Быстро похватав первое, что попалось под руку, я выскочил из каюты и захлопнул дверь. Переведя дух, направился в каюту своего шефа Валерия Николаевича. Она располагалась на верхней палубе, рядом с каютами капитана и старпома. По пути не удержался и заглянул в столовую. Здесь разрушения были серьезнее, высадило два иллюминатора, перевернуло столы, внизу колыхалось в воде крошево из обломков. Но чудо! Моя кинолебедка осталась на своем постаменте, под брезентовым чехлом, как ни в чем не бывало. Это немного подняло мне настроение. В каюте Валерия Николаевича царила такая же разруха, как в столовой. Иллюминатор разбит. Ячеистые ящики, в которые мы складывали пластиковые бутыли с пробами морской воды, опрокинулись, бутыли раскатились по углам. Я открыл стеллаж, где хранились папки с результатами измерений, и с удивлением обнаружил, что папки остались на месте. Шеф не забрал их с собой. Странно! Эти папки не занимали много места, Валерий Николаевич не был сильно ранен. Что-то ушиб, но несерьезно. Он подходил ко мне перед отправкой на «Братск». Известие о том, что я остаюсь, выслушал довольно равнодушно. «Остаешься? Ну-ну…» Странно, что он не сказал мне про папки, чтобы я забрал их. Я ведь мог и не заглянуть в его каюту. Стоя перед раскрытым стеллажом, я немного поразмышлял, что делать с папками — оставить их здесь до прибытия ремонтников или забрать с собой на берег, в лагерь. Решил все-таки забрать, так спокойнее. С трудом разыскал среди хлама приборы — термометр, барометр, измеритель скорости и направления ветра. Хотел еще забрать и бутыли с пробами, но получалась очень большая поклажа. Поэтому бутыли я рассовал обратно по ящикам, ящики составил в угол каюты, освободив его от хлама. Папки связал подвернувшейся бечевкой и закинул за плечо. Когда выбрался на палубу, уже совсем стемнело. Дед продолжал возиться со своими механизмами. Зачем он это делал, я не мог понять. Каждую деталь ощупывал, как врач больного, вздыхал, что-то бормотал себе под нос. Лазил по темным закоулкам, ощупывал, крутил, вздыхал, бормотал. Он почти ничего не ел в эти дни. Похудел, осунулся весь, будто постарел сразу лет на двадцать.

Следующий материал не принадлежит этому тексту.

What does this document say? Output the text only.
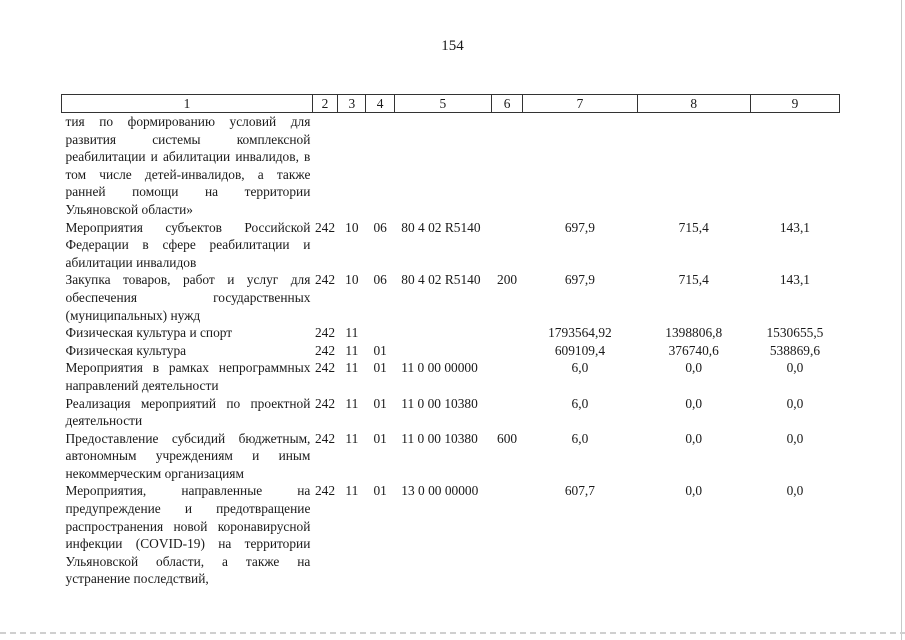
154
1	2	3	4	5	6	7	8	9
тия по формированию условий для развития системы комплексной реабилитации и абилитации инвалидов, в том числе детей-инвалидов, а также ранней помощи на территории Ульяновской области»								
Мероприятия субъектов Российской Федерации в сфере реабилитации и абилитации инвалидов	242	10	06	80 4 02 R5140		697,9	715,4	143,1
Закупка товаров, работ и услуг для обеспечения государственных (муниципальных) нужд	242	10	06	80 4 02 R5140	200	697,9	715,4	143,1
Физическая культура и спорт	242	11				1793564,92	1398806,8	1530655,5
Физическая культура	242	11	01			609109,4	376740,6	538869,6
Мероприятия в рамках непрограммных направлений деятельности	242	11	01	11 0 00 00000		6,0	0,0	0,0
Реализация мероприятий по проектной деятельности	242	11	01	11 0 00 10380		6,0	0,0	0,0
Предоставление субсидий бюджетным, автономным учреждениям и иным некоммерческим организациям	242	11	01	11 0 00 10380	600	6,0	0,0	0,0
Мероприятия, направленные на предупреждение и предотвращение распространения новой коронавирусной инфекции (COVID-19) на территории Ульяновской области, а также на устранение последствий,	242	11	01	13 0 00 00000		607,7	0,0	0,0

В рейсе Драпеко запомнился мне тем, что в редкие моменты, когда его удавалось видеть, он что-нибудь ломал или случайно разбивал. В столовой ни один обед не обходился без того, чтобы Дед нечаянно не разбил стакан или тарелку, в каюте рефмашинистов он раздавил единственную на борту гитару — сел на стул, не заметив, что она там лежала. Как только Дед появлялся, огромный и неуклюжий, как медведь, окружающие старались быстро убрать подальше все хрупкие предметы. Если не успевали — винить оставалось только себя.

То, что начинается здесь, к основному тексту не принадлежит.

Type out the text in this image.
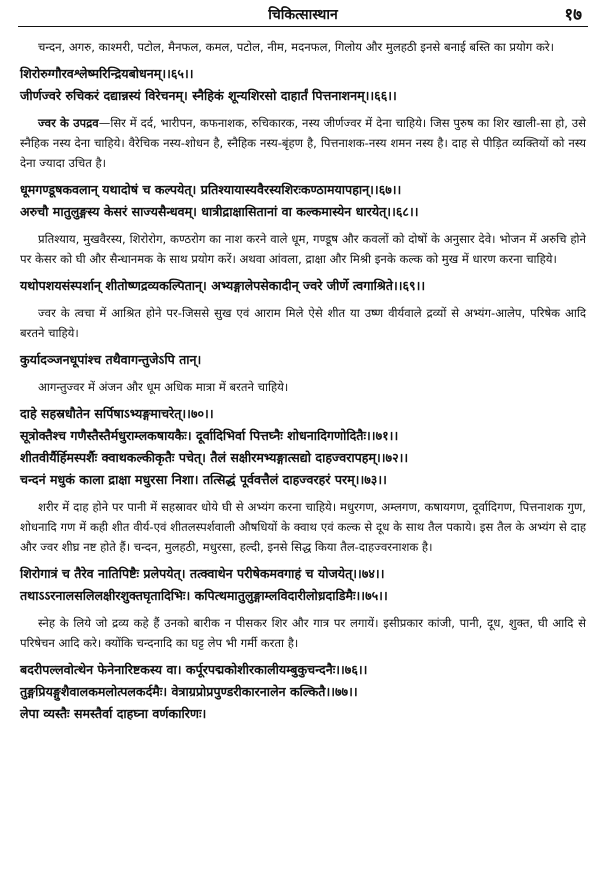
चिकित्सास्थान	१७
चन्दन, अगरु, काश्मरी, पटोल, मैनफल, कमल, पटोल, नीम, मदनफल, गिलोय और मुलहठी इनसे बनाई बस्ति का प्रयोग करे।
शिरोरुग्गौरवश्लेष्मरिन्द्रियबोधनम्।।६५।।
जीर्णज्वरे रुचिकरं दद्यान्नस्यं विरेचनम्। स्नैहिकं शून्यशिरसो दाहार्तं पित्तनाशनम्।।६६।।
ज्वर के उपद्रव—सिर में दर्द, भारीपन, कफनाशक, रुचिकारक, नस्य जीर्णज्वर में देना चाहिये। जिस पुरुष का शिर खाली-सा हो, उसे स्नैहिक नस्य देना चाहिये। वैरेचिक नस्य-शोधन है, स्नैहिक नस्य-बृंहण है, पित्तनाशक-नस्य शमन नस्य है। दाह से पीड़ित व्यक्तियों को नस्य देना ज्यादा उचित है।
धूमगण्डूषकवलान् यथादोषं च कल्पयेत्। प्रतिश्यायास्यवैरस्यशिरःकण्ठामयापहान्।।६७।।
अरुचौ मातुलुङ्गस्य केसरं साज्यसैन्धवम्। धात्रीद्राक्षासितानां वा कल्कमास्येन धारयेत्।।६८।।
प्रतिश्याय, मुखवैरस्य, शिरोरोग, कण्ठरोग का नाश करने वाले धूम, गण्डूष और कवलों को दोषों के अनुसार देवे। भोजन में अरुचि होने पर केसर को घी और सैन्धानमक के साथ प्रयोग करें। अथवा आंवला, द्राक्षा और मिश्री इनके कल्क को मुख में धारण करना चाहिये।
यथोपशयसंस्पर्शान् शीतोष्णद्रव्यकल्पितान्। अभ्यङ्गालेपसेकादीन् ज्वरे जीर्णे त्वगाश्रिते।।६९।।
ज्वर के त्वचा में आश्रित होने पर-जिससे सुख एवं आराम मिले ऐसे शीत या उष्ण वीर्यवाले द्रव्यों से अभ्यंग-आलेप, परिषेक आदि बरतने चाहिये।
कुर्यादञ्जनधूपांश्च तथैवागन्तुजेऽपि तान्।
आगन्तुज्वर में अंजन और धूम अधिक मात्रा में बरतने चाहिये।
दाहे सहस्रधौतेन सर्पिषाऽभ्यङ्गमाचरेत्।।७०।।
सूत्रोक्तैश्च गणैस्तैस्तैर्मधुराम्लकषायकैः। दूर्वादिभिर्वा पित्तघ्नैः शोधनादिगणोदितैः।।७१।।
शीतवीर्यैर्हिमस्पर्शैः क्वाथकल्कीकृतैः पचेत्। तैलं सक्षीरमभ्यङ्गात्सद्यो दाहज्वरापहम्।।७२।।
चन्दनं मधुकं काला द्राक्षा मधुरसा निशा। तत्सिद्धं पूर्ववत्तैलं दाहज्वरहरं परम्।।७३।।
शरीर में दाह होने पर पानी में सहस्रावर धोये घी से अभ्यंग करना चाहिये। मधुरगण, अम्लगण, कषायगण, दूर्वादिगण, पित्तनाशक गुण, शोधनादि गण में कही शीत वीर्य-एवं शीतलस्पर्शवाली औषधियों के क्वाथ एवं कल्क से दूध के साथ तैल पकाये। इस तैल के अभ्यंग से दाह और ज्वर शीघ्र नष्ट होते हैं। चन्दन, मुलहठी, मधुरसा, हल्दी, इनसे सिद्ध किया तैल-दाहज्वरनाशक है।
शिरोगात्रं च तैरेव नातिपिष्टैः प्रलेपयेत्। तत्क्वाथेन परीषेकमवगाहं च योजयेत्।।७४।।
तथाऽऽरनालसलिलक्षीरशुक्तघृतादिभिः। कपित्थमातुलुङ्गाम्लविदारीलोध्रदाडिमैः।।७५।।
स्नेह के लिये जो द्रव्य कहे हैं उनको बारीक न पीसकर शिर और गात्र पर लगायें। इसीप्रकार कांजी, पानी, दूध, शुक्त, घी आदि से परिषेचन आदि करे। क्योंकि चन्दनादि का घट्ट लेप भी गर्मी करता है।
बदरीपल्लवोत्थेन फेनेनारिष्टकस्य वा। कर्पूरपद्मकोशीरकालीयम्बुकुचन्दनैः।।७६।।
तुङ्गप्रियङ्गुशैवालकमलोत्पलकर्दमैः। वेत्राग्रप्रोप्रपुण्डरीकारनालेन कल्कितै।।७७।।
लेपा व्यस्तैः समस्तैर्वा दाहघ्ना वर्णकारिणः।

Однако во всем, что касалось машины, Дед был безупречен. Наша несравненная «Эклиптика» была старой галошей, которая давно уже выработала свой ресурс. За три месяца плавания у нас ломалось все, что могло поломаться — лебедки чинили чуть ли не каждый день, пару раз отказывал холодильник, регулярно вырубалось электричество. Единственное, что работало безотказно — машина. И все благодаря Деду. Казалось, что он пропадал там сутками, во всяком случае, видел я его реже, чем всех остальных членов экипажа. «Войну и мир» он посмотрел один-единственный раз.

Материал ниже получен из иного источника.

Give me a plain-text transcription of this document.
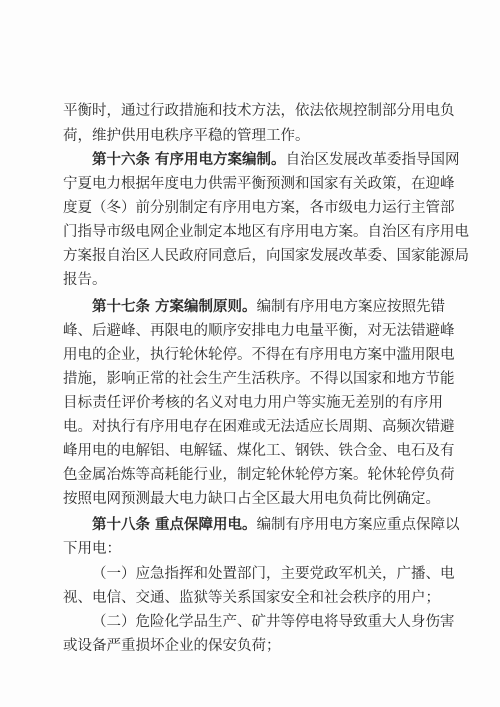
平衡时，通过行政措施和技术方法，依法依规控制部分用电负
荷，维护供用电秩序平稳的管理工作。
第十六条 有序用电方案编制。自治区发展改革委指导国网
宁夏电力根据年度电力供需平衡预测和国家有关政策，在迎峰
度夏（冬）前分别制定有序用电方案，各市级电力运行主管部
门指导市级电网企业制定本地区有序用电方案。自治区有序用电
方案报自治区人民政府同意后，向国家发展改革委、国家能源局
报告。
第十七条 方案编制原则。编制有序用电方案应按照先错
峰、后避峰、再限电的顺序安排电力电量平衡，对无法错避峰
用电的企业，执行轮休轮停。不得在有序用电方案中滥用限电
措施，影响正常的社会生产生活秩序。不得以国家和地方节能
目标责任评价考核的名义对电力用户等实施无差别的有序用
电。对执行有序用电存在困难或无法适应长周期、高频次错避
峰用电的电解铝、电解锰、煤化工、钢铁、铁合金、电石及有
色金属冶炼等高耗能行业，制定轮休轮停方案。轮休轮停负荷
按照电网预测最大电力缺口占全区最大用电负荷比例确定。
第十八条 重点保障用电。编制有序用电方案应重点保障以
下用电：
（一）应急指挥和处置部门，主要党政军机关，广播、电
视、电信、交通、监狱等关系国家安全和社会秩序的用户；
（二）危险化学品生产、矿井等停电将导致重大人身伤害
或设备严重损坏企业的保安负荷；
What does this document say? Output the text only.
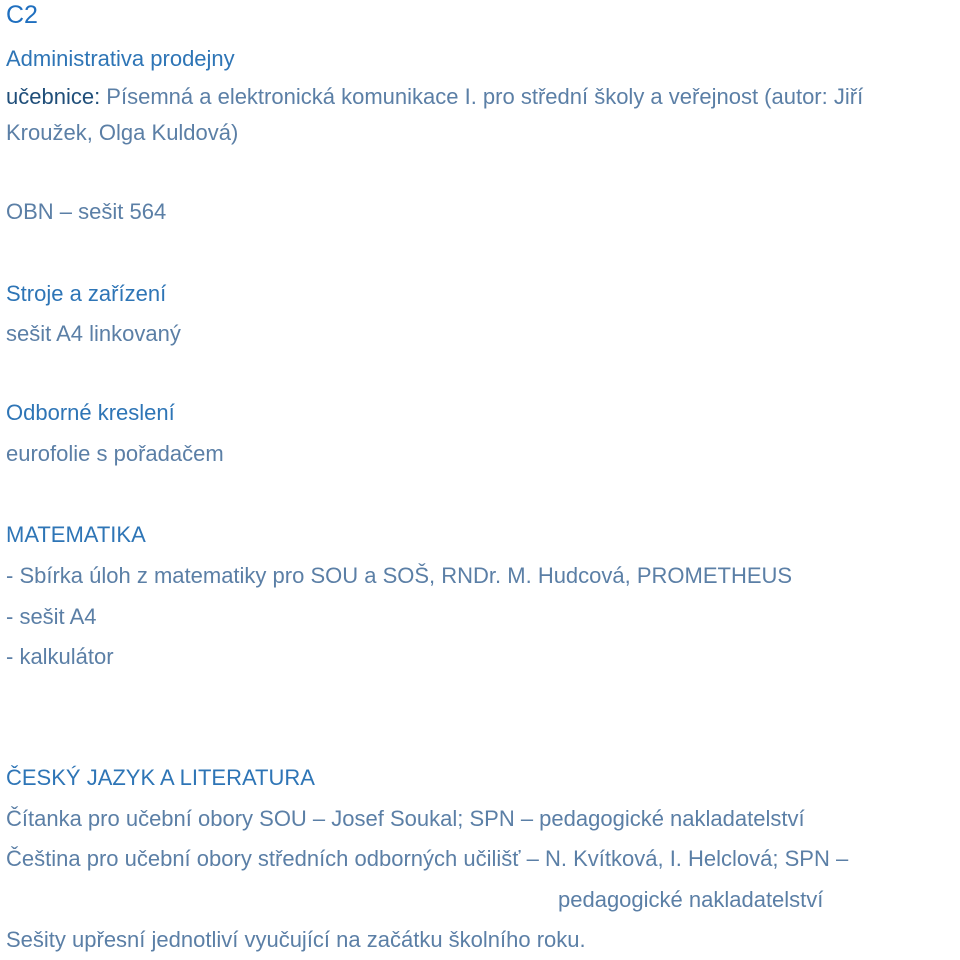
C2
Administrativa prodejny
učebnice: Písemná a elektronická komunikace I. pro střední školy a veřejnost (autor: Jiří
Kroužek, Olga Kuldová)
OBN – sešit 564
Stroje a zařízení
sešit A4 linkovaný
Odborné kreslení
eurofolie s pořadačem
MATEMATIKA
- Sbírka úloh z matematiky pro SOU a SOŠ, RNDr. M. Hudcová, PROMETHEUS
- sešit A4
- kalkulátor
ČESKÝ JAZYK A LITERATURA
Čítanka pro učební obory SOU – Josef Soukal; SPN – pedagogické nakladatelství
Čeština pro učební obory středních odborných učilišť – N. Kvítková, I. Helclová; SPN –
pedagogické nakladatelství
Sešity upřesní jednotliví vyučující na začátku školního roku.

Машинная команда на него молилась. А люди там были очень непростые. «Машинисты» считались на траулере особой кастой. Конечно, глупо изображать из себя аристократа, когда ты с головы до ног перепачкан мазутом и несешь вахты в гремящей преисподней, где температура часто зашкаливает за пятьдесят градусов. Однако это не мешало им свысока смотреть на палубных работяг и всех прочих «дармоедов», которые копошились за пределами машинного отделения. Поди-ка намекни механику, что он не самый важный персонаж в судовой роли, или хотя бы что он такой же, как все. Это Олег-то Титов, который с моей слабой помощью, а на самом деле практически в одиночку раскрутил гребной вал, такой же, как все? Или его приятель, третий механик Мустафин, молчаливый татарин свирепой наружности, которого пугались даже чайки, когда он ненадолго выбирался на палубу глотнуть воздуха? Или самый молодой из них — Константин, мой тезка и ровесник. Длинный и тощий, в широком не по размеру комбинезоне, с лихорадочно блестящими на чумазом лице глазами, похожий на безумного поэта-футуриста. Для Деда они были лучшими моряками во всех четырех океанах, а он для них был великим вождем, слово которого — закон, и нет другого закона.